Bradley, que ressentez-vous précisément vingt-quatre heures avant votre victoire finale dans le Tour de France ?
Je me rends compte que le Tour est une énorme épreuve sportive. J’ai toujours été un grand fan de cyclisme depuis tout gamin, c’est dur de réaliser tout ce qui m’arrive. Il y a eu des critiques, mais par rapport à ce que je réalise en tant que sportif, c’est le plus grand accomplissement qu’on puisse espérer. Peu importe ce que certains gens pensent, j’ai beaucoup d’amis, des gens qui me soutiennent. C’est simplement surprenant d’être celui qui fait l’exploit. D’être le Maillot Jaune, celui qui me faisait rêver à la télé quand j’étais gamin.

Quel sentiment vous animait dans les derniers kilomètres du contre-la-montre de Chartres ?
Ça a été exceptionnel dans les 10 derniers kilomètres. J’ai repensé à tout ce qui m’est arrivé.
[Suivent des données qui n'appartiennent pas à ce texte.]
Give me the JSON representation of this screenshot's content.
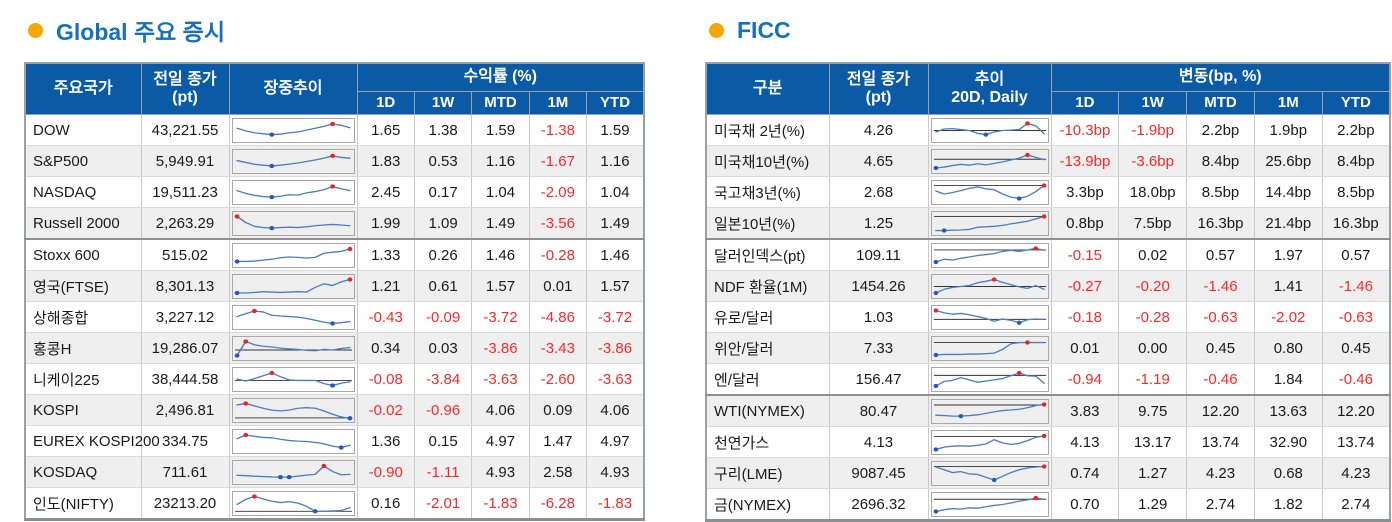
{
  "colors": {
    "header_bg": "#0a5aa5",
    "title": "#1570bd",
    "bullet": "#f7a600",
    "negative": "#fc2828",
    "text": "#1a1a1a",
    "row_alt": "#efefef",
    "spark_line": "#4d7ec0",
    "marker_max": "#e8261f",
    "marker_min": "#2456c4",
    "baseline": "#333333"
  },
  "left": {
    "title": "Global 주요 증시",
    "columns": {
      "name": "주요국가",
      "close_l1": "전일 종가",
      "close_l2": "(pt)",
      "trend_l1": "장중추이",
      "trend_l2": "",
      "group": "수익률 (%)",
      "periods": [
        "1D",
        "1W",
        "MTD",
        "1M",
        "YTD"
      ]
    },
    "rows": [
      {
        "name": "DOW",
        "close": "43,221.55",
        "values": [
          "1.65",
          "1.38",
          "1.59",
          "-1.38",
          "1.59"
        ],
        "spark": {
          "points": [
            62,
            48,
            38,
            32,
            28,
            30,
            38,
            42,
            52,
            62,
            72,
            85,
            78,
            65
          ],
          "max_i": 11,
          "min_i": 4,
          "baseline": null
        }
      },
      {
        "name": "S&P500",
        "close": "5,949.91",
        "values": [
          "1.83",
          "0.53",
          "1.16",
          "-1.67",
          "1.16"
        ],
        "spark": {
          "points": [
            55,
            45,
            35,
            30,
            26,
            30,
            36,
            42,
            50,
            58,
            68,
            80,
            72,
            68
          ],
          "max_i": 11,
          "min_i": 4,
          "baseline": null
        }
      },
      {
        "name": "NASDAQ",
        "close": "19,511.23",
        "values": [
          "2.45",
          "0.17",
          "1.04",
          "-2.09",
          "1.04"
        ],
        "spark": {
          "points": [
            60,
            45,
            35,
            28,
            25,
            30,
            38,
            36,
            48,
            55,
            65,
            82,
            70,
            60
          ],
          "max_i": 11,
          "min_i": 4,
          "baseline": null
        }
      },
      {
        "name": "Russell 2000",
        "close": "2,263.29",
        "values": [
          "1.99",
          "1.09",
          "1.49",
          "-3.56",
          "1.49"
        ],
        "spark": {
          "points": [
            88,
            55,
            35,
            28,
            25,
            28,
            30,
            28,
            32,
            38,
            42,
            45,
            42,
            38
          ],
          "max_i": 0,
          "min_i": 4,
          "baseline": null
        },
        "group_end": true
      },
      {
        "name": "Stoxx 600",
        "close": "515.02",
        "values": [
          "1.33",
          "0.26",
          "1.46",
          "-0.28",
          "1.46"
        ],
        "spark": {
          "points": [
            18,
            18,
            20,
            25,
            30,
            38,
            42,
            40,
            36,
            40,
            62,
            68,
            72,
            85
          ],
          "max_i": 13,
          "min_i": 0,
          "baseline": null
        }
      },
      {
        "name": "영국(FTSE)",
        "close": "8,301.13",
        "values": [
          "1.21",
          "0.61",
          "1.57",
          "0.01",
          "1.57"
        ],
        "spark": {
          "points": [
            15,
            15,
            18,
            22,
            20,
            18,
            20,
            22,
            20,
            45,
            65,
            55,
            75,
            88
          ],
          "max_i": 13,
          "min_i": 0,
          "baseline": null
        }
      },
      {
        "name": "상해종합",
        "close": "3,227.12",
        "values": [
          "-0.43",
          "-0.09",
          "-3.72",
          "-4.86",
          "-3.72"
        ],
        "spark": {
          "points": [
            55,
            70,
            85,
            80,
            62,
            58,
            55,
            52,
            45,
            35,
            25,
            18,
            22,
            28
          ],
          "max_i": 2,
          "min_i": 11,
          "baseline": null
        }
      },
      {
        "name": "홍콩H",
        "close": "19,286.07",
        "values": [
          "0.34",
          "0.03",
          "-3.86",
          "-3.43",
          "-3.86"
        ],
        "spark": {
          "points": [
            12,
            88,
            70,
            62,
            58,
            52,
            48,
            45,
            40,
            38,
            45,
            42,
            50,
            55
          ],
          "max_i": 1,
          "min_i": 0,
          "baseline": 42
        }
      },
      {
        "name": "니케이225",
        "close": "38,444.58",
        "values": [
          "-0.08",
          "-3.84",
          "-3.63",
          "-2.60",
          "-3.63"
        ],
        "spark": {
          "points": [
            52,
            42,
            55,
            70,
            85,
            65,
            48,
            45,
            45,
            45,
            28,
            18,
            30,
            38
          ],
          "max_i": 4,
          "min_i": 11,
          "baseline": 45
        }
      },
      {
        "name": "KOSPI",
        "close": "2,496.81",
        "values": [
          "-0.02",
          "-0.96",
          "4.06",
          "0.09",
          "4.06"
        ],
        "spark": {
          "points": [
            80,
            88,
            75,
            62,
            52,
            48,
            52,
            62,
            65,
            62,
            48,
            30,
            15,
            8
          ],
          "max_i": 1,
          "min_i": 13,
          "baseline": 10
        }
      },
      {
        "name": "EUREX KOSPI200",
        "close": "334.75",
        "values": [
          "1.36",
          "0.15",
          "4.97",
          "1.47",
          "4.97"
        ],
        "spark": {
          "points": [
            65,
            85,
            78,
            72,
            70,
            62,
            55,
            52,
            50,
            45,
            38,
            25,
            18,
            30
          ],
          "max_i": 1,
          "min_i": 12,
          "baseline": null
        }
      },
      {
        "name": "KOSDAQ",
        "close": "711.61",
        "values": [
          "-0.90",
          "-1.11",
          "4.93",
          "2.58",
          "4.93"
        ],
        "spark": {
          "points": [
            35,
            33,
            30,
            28,
            26,
            25,
            25,
            30,
            36,
            40,
            85,
            55,
            38,
            40
          ],
          "max_i": 10,
          "min_i": 5,
          "min2_i": 6,
          "baseline": null
        }
      },
      {
        "name": "인도(NIFTY)",
        "close": "23213.20",
        "values": [
          "0.16",
          "-2.01",
          "-1.83",
          "-6.28",
          "-1.83"
        ],
        "spark": {
          "points": [
            45,
            72,
            88,
            75,
            62,
            55,
            60,
            52,
            35,
            8,
            8,
            10,
            12,
            28
          ],
          "max_i": 2,
          "min_i": 9,
          "baseline": 8
        }
      }
    ]
  },
  "right": {
    "title": "FICC",
    "columns": {
      "name": "구분",
      "close_l1": "전일 종가",
      "close_l2": "(pt)",
      "trend_l1": "추이",
      "trend_l2": "20D, Daily",
      "group": "변동(bp, %)",
      "periods": [
        "1D",
        "1W",
        "MTD",
        "1M",
        "YTD"
      ]
    },
    "rows": [
      {
        "name": "미국채 2년(%)",
        "close": "4.26",
        "values": [
          "-10.3bp",
          "-1.9bp",
          "2.2bp",
          "1.9bp",
          "2.2bp"
        ],
        "spark": {
          "points": [
            42,
            58,
            60,
            55,
            50,
            35,
            28,
            42,
            50,
            52,
            55,
            88,
            75,
            32
          ],
          "max_i": 11,
          "min_i": 6,
          "baseline": 50
        }
      },
      {
        "name": "미국채10년(%)",
        "close": "4.65",
        "values": [
          "-13.9bp",
          "-3.6bp",
          "8.4bp",
          "25.6bp",
          "8.4bp"
        ],
        "spark": {
          "points": [
            15,
            20,
            28,
            35,
            30,
            38,
            32,
            40,
            48,
            58,
            68,
            85,
            72,
            60
          ],
          "max_i": 11,
          "min_i": 0,
          "baseline": 62
        }
      },
      {
        "name": "국고채3년(%)",
        "close": "2.68",
        "values": [
          "3.3bp",
          "18.0bp",
          "8.5bp",
          "14.4bp",
          "8.5bp"
        ],
        "spark": {
          "points": [
            58,
            42,
            50,
            60,
            72,
            80,
            70,
            65,
            42,
            25,
            18,
            30,
            55,
            88
          ],
          "max_i": 13,
          "min_i": 10,
          "baseline": 88
        }
      },
      {
        "name": "일본10년(%)",
        "close": "1.25",
        "values": [
          "0.8bp",
          "7.5bp",
          "16.3bp",
          "21.4bp",
          "16.3bp"
        ],
        "spark": {
          "points": [
            12,
            12,
            14,
            15,
            18,
            30,
            32,
            35,
            40,
            48,
            55,
            62,
            75,
            88
          ],
          "max_i": 13,
          "min_i": 1,
          "baseline": 88
        },
        "group_end": true
      },
      {
        "name": "달러인덱스(pt)",
        "close": "109.11",
        "values": [
          "-0.15",
          "0.02",
          "0.57",
          "1.97",
          "0.57"
        ],
        "spark": {
          "points": [
            15,
            30,
            25,
            35,
            42,
            50,
            55,
            60,
            72,
            78,
            72,
            80,
            88,
            78
          ],
          "max_i": 12,
          "min_i": 0,
          "baseline": 80
        }
      },
      {
        "name": "NDF 환율(1M)",
        "close": "1454.26",
        "values": [
          "-0.27",
          "-0.20",
          "-1.46",
          "1.41",
          "-1.46"
        ],
        "spark": {
          "points": [
            15,
            35,
            45,
            50,
            55,
            70,
            78,
            88,
            72,
            60,
            48,
            40,
            55,
            35
          ],
          "max_i": 7,
          "min_i": 0,
          "baseline": 50
        }
      },
      {
        "name": "유로/달러",
        "close": "1.03",
        "values": [
          "-0.18",
          "-0.28",
          "-0.63",
          "-2.02",
          "-0.63"
        ],
        "spark": {
          "points": [
            88,
            75,
            68,
            72,
            65,
            55,
            45,
            30,
            42,
            35,
            22,
            38,
            42,
            40
          ],
          "max_i": 0,
          "min_i": 10,
          "baseline": 40
        }
      },
      {
        "name": "위안/달러",
        "close": "7.33",
        "values": [
          "0.01",
          "0.00",
          "0.45",
          "0.80",
          "0.45"
        ],
        "spark": {
          "points": [
            15,
            18,
            18,
            18,
            20,
            20,
            22,
            25,
            45,
            75,
            82,
            82,
            82,
            82
          ],
          "max_i": 11,
          "min_i": 0,
          "baseline": 82
        }
      },
      {
        "name": "엔/달러",
        "close": "156.47",
        "values": [
          "-0.94",
          "-1.19",
          "-0.46",
          "1.84",
          "-0.46"
        ],
        "spark": {
          "points": [
            15,
            40,
            45,
            60,
            48,
            35,
            42,
            48,
            55,
            70,
            85,
            70,
            68,
            30
          ],
          "max_i": 10,
          "min_i": 0,
          "baseline": 72
        },
        "group_end": true
      },
      {
        "name": "WTI(NYMEX)",
        "close": "80.47",
        "values": [
          "3.83",
          "9.75",
          "12.20",
          "13.63",
          "12.20"
        ],
        "spark": {
          "points": [
            30,
            28,
            25,
            25,
            28,
            32,
            40,
            48,
            55,
            58,
            62,
            70,
            82,
            88
          ],
          "max_i": 13,
          "min_i": 3,
          "baseline": 85
        }
      },
      {
        "name": "천연가스",
        "close": "4.13",
        "values": [
          "4.13",
          "13.17",
          "13.74",
          "32.90",
          "13.74"
        ],
        "spark": {
          "points": [
            12,
            25,
            30,
            32,
            30,
            35,
            42,
            65,
            48,
            40,
            45,
            60,
            78,
            85
          ],
          "max_i": 13,
          "min_i": 0,
          "baseline": 82
        }
      },
      {
        "name": "구리(LME)",
        "close": "9087.45",
        "values": [
          "0.74",
          "1.27",
          "4.23",
          "0.68",
          "4.23"
        ],
        "spark": {
          "points": [
            85,
            70,
            55,
            60,
            48,
            45,
            30,
            15,
            35,
            55,
            70,
            80,
            85,
            88
          ],
          "max_i": 13,
          "min_i": 7,
          "baseline": 88
        }
      },
      {
        "name": "금(NYMEX)",
        "close": "2696.32",
        "values": [
          "0.70",
          "1.29",
          "2.74",
          "1.82",
          "2.74"
        ],
        "spark": {
          "points": [
            12,
            22,
            28,
            25,
            32,
            30,
            38,
            45,
            50,
            58,
            68,
            75,
            85,
            78
          ],
          "max_i": 12,
          "min_i": 0,
          "baseline": 78
        }
      }
    ]
  }
}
La perte de mon père, mon modèle, quand j’étais enfant, la vie avec ma mère dans un petit appartement de Londres, la disparition pour toujours de mon père… J’ai repensé à ma femme, mes enfants, notre vie ces quatre dernières années. J’ai repensé aux critiques. Quand on disait de moi que je ne gagnerais jamais le Tour, que j’avais fini 4ème en 2009 parce que c’était un Tour de mauvaise qualité. Toutes ces choses qui m’ont affecté. Ces hauts et ces bas. Et puis j’ai repensé aux Tours que je regardais à la télé quand j’avais une dizaine d’années.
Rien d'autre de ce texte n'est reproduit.